InfoWorld: What would prevent a company like Federal Express or even the U.S. Postal Service from offering this same type of service?

Smiga: First of all, they haven't been that successful in building their own technologies or even in licensing them to others and turning them into profitable services. So I'd say this is a discontinuous innovation. They're going to have to license a partner or work with another company to make that happen.

InfoWorld: What kind of infrastructure did you build to support this service?

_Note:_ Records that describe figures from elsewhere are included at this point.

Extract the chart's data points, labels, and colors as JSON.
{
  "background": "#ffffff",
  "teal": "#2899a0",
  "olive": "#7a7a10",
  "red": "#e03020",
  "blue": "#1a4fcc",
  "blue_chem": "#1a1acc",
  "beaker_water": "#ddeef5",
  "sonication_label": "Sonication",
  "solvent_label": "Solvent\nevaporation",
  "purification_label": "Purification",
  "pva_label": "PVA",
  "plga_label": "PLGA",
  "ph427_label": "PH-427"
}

Smiga: We went out and we licensed BackWeb push technology. We basically take BackWeb and do three things with it. First, we host it on an ASP [application service provider] model: You can rent as much as you need. Second, because BackWeb works on a broadcast model, we can turn it into a peer-to-peer model. It's not literally peer-to-peer architecturally, but it's peer-to-peer just as e-mail or instant messaging appears to be peer-to-peer. Third, we built our own IP and our own application on a platform that other people can build on top of. We have central directory services and control, but we have distributed content transports that we can put on content servers all over the world.

InfoWorld: So what would you define as a killer application for your service?

Smiga: I think CRM [customer relationship management] and sales-force automation are perfect applications for us. BackWeb enables a large company to communicate product information to a distributed field sales force. We enable companies to do that on an outsourced model and enable each node that was getting the product information in turn to become a publisher to his or her best customers.